Mietrecht, Wohnungseigentum


Beantwortet von

Rechtsanwalt Gerhard Raab


Sehr geehrte Frau Rechtsanwältin,
Sehr geehrter Herr Rechtsanwalt,

ich verwalte ein gemischt genutztes Objekt (18 Wohneinheiten, 4 Gewerbeeinheiten) in Berlin. Die Betriebskostenabrechnung führe ich jedes Jahr durch, dabei rechne ich mit den Mietern lediglich die "kalten" Betriebskosten ab, da die Liegenschaft über Gasetagenheizungen verfügt.

Nun habe ich ein paar Fragen, damit die Abrechnung auch künftig korrekt und rechtssicher erfolgt.

1.) Seit vielen Jahren (bei einigen Mietern sogar seit Jahrzehnten) wurden bei den BK-Abrechnungen lediglich die Vorauszahlungen angepasst, es wurden allerdings keine Nachzahlungen aus dem entsprechenden Abrechnungsjahr gefordert, analog dazu auch keine Guthaben an die Mieter ausbezahlt. Da sich die Betriebskosten allerdings kontinuierlich erhöht haben, hat sich vermutlich auch nie ein Mieter diesbezüglich beschwert.
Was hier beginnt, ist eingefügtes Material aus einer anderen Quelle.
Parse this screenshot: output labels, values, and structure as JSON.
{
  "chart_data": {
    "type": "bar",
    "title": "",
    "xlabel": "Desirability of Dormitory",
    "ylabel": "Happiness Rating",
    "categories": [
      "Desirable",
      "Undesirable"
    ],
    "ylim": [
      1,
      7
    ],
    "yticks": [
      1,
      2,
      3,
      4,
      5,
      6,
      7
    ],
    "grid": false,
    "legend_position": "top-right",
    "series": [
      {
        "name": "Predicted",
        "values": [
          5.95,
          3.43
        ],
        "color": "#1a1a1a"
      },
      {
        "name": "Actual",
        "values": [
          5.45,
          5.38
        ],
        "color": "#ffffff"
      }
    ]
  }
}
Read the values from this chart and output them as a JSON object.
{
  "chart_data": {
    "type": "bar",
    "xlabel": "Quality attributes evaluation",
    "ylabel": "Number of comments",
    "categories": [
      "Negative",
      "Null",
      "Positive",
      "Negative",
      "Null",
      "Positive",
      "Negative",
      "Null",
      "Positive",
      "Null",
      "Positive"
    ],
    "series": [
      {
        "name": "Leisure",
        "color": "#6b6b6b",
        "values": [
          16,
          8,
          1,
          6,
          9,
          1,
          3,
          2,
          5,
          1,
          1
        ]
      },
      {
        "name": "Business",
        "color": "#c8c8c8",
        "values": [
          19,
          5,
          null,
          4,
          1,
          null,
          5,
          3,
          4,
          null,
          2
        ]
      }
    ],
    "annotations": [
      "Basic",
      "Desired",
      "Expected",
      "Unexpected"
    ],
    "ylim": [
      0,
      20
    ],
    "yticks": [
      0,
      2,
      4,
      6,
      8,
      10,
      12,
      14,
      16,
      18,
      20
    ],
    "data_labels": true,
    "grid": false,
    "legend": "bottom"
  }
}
Kann ich bei künftigen Abrechnungen nun plötzlich Nachzahlungen für den entsprechenden Abrechnungszeitraum verlangen (und dann selbstverständlich auch eventuelle Guthaben auszahlen) oder ist dies aufgrund der bisherigen, jahrelangen Praxis rechtlich bedenklich?
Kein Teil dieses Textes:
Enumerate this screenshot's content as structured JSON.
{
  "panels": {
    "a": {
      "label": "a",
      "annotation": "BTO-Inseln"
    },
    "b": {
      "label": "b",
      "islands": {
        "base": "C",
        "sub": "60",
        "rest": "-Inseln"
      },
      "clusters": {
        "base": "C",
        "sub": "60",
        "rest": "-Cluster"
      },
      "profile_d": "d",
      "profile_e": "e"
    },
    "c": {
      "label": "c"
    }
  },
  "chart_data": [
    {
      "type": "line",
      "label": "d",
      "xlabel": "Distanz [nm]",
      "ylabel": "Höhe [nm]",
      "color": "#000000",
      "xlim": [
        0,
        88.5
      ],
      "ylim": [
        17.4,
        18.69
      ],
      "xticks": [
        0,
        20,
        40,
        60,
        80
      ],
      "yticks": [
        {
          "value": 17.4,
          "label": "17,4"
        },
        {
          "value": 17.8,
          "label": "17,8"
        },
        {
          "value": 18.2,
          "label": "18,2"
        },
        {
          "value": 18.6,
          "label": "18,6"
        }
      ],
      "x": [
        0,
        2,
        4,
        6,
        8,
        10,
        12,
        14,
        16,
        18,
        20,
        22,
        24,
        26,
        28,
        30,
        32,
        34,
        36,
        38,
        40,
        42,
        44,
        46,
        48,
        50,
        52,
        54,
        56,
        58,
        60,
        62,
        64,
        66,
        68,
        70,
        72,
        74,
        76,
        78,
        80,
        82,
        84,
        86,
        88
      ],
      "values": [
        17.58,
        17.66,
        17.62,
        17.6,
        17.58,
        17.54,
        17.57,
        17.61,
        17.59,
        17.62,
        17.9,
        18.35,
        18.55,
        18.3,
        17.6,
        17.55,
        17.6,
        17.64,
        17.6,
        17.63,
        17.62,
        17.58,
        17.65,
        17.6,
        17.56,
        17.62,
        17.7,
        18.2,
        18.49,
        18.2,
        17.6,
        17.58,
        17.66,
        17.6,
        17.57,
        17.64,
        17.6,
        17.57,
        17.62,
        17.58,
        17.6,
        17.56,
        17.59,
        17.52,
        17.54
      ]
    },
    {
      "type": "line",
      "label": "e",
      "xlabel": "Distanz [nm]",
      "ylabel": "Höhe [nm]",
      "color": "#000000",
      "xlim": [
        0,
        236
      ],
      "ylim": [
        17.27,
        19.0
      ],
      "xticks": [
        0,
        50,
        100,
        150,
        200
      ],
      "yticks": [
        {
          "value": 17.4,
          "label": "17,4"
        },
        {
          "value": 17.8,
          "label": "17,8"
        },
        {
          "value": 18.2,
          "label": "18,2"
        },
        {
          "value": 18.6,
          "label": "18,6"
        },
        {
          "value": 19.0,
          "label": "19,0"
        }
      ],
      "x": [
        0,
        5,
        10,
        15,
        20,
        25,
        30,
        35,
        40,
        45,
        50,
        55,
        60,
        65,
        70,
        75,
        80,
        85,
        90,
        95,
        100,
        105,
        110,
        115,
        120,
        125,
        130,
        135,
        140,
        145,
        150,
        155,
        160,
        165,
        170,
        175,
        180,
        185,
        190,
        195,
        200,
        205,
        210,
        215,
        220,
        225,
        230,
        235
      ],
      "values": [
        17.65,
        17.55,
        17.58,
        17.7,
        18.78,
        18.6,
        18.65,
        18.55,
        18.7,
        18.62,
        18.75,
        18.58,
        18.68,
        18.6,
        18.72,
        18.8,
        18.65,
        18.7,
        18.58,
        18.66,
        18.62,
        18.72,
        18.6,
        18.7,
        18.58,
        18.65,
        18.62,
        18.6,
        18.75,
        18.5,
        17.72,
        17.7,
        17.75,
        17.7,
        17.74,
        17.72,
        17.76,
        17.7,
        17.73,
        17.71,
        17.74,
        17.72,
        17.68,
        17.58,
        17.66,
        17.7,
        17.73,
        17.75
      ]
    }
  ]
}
Sofern ich von meinen Bestandsmietern keine Nachzahlungen bei künftigen Abrechnungen fordern kann, wäre dies bei den Abrechnungen für neue Mietern denkbar oder würde hier eine untolerierbare Ungleichbehandlung stattfinden?


2.) Es ist in den Mietverträgen kein Umlageschlüssel festgelegt, sodass bislang immer nach Wohnfläche abgerechnet wurde. Nun habe ich darüber nachgedacht, dass Kostenpositionen, die nicht im direkten Zusammenhang mit der Wohnungsgröße stehen (z. B. Kabelanschluss, Hausreinigung, Winterdienst) doch eigentlich auch nach Anzahl der Einheiten abgerechnet werden könnten, um eine gerechtere Kostenverteilung zu erreichen.

Darf ich in diesem Fall den Umlageschlüssel eigenmächtig ändern?

3.) Der Wasserverbrauch des Hauses wird nur über einen Hauptwasserzähler ermittelt und dementsprechend auch auf die Fläche umgelegt. Zwei der vier Gewerbeeinheiten generieren so gut wie keinen Wasserverbrauch, die anderen beiden Einheiten benötigen im Gegensatz dazu relativ viel Wasser. Hier findet ggf. eine Benachteiligung von Gewerbemietern und Wohnraummietern statt. Da der Aufwand für den nachträglichen Einbau von Wasserzählern in jede Einheit wahrscheinlich unverhältnismäßig hoch ausfällt, habe ich in Betracht gezogen, die vier Gewerbeeinheiten mit eigenen Zählern auszustatten, deren Verbrauch bei der Abrechnung künftig in Vorabzug zu bringen und die Wohneinheiten weiterhin nach deren Fläche zu bemessen.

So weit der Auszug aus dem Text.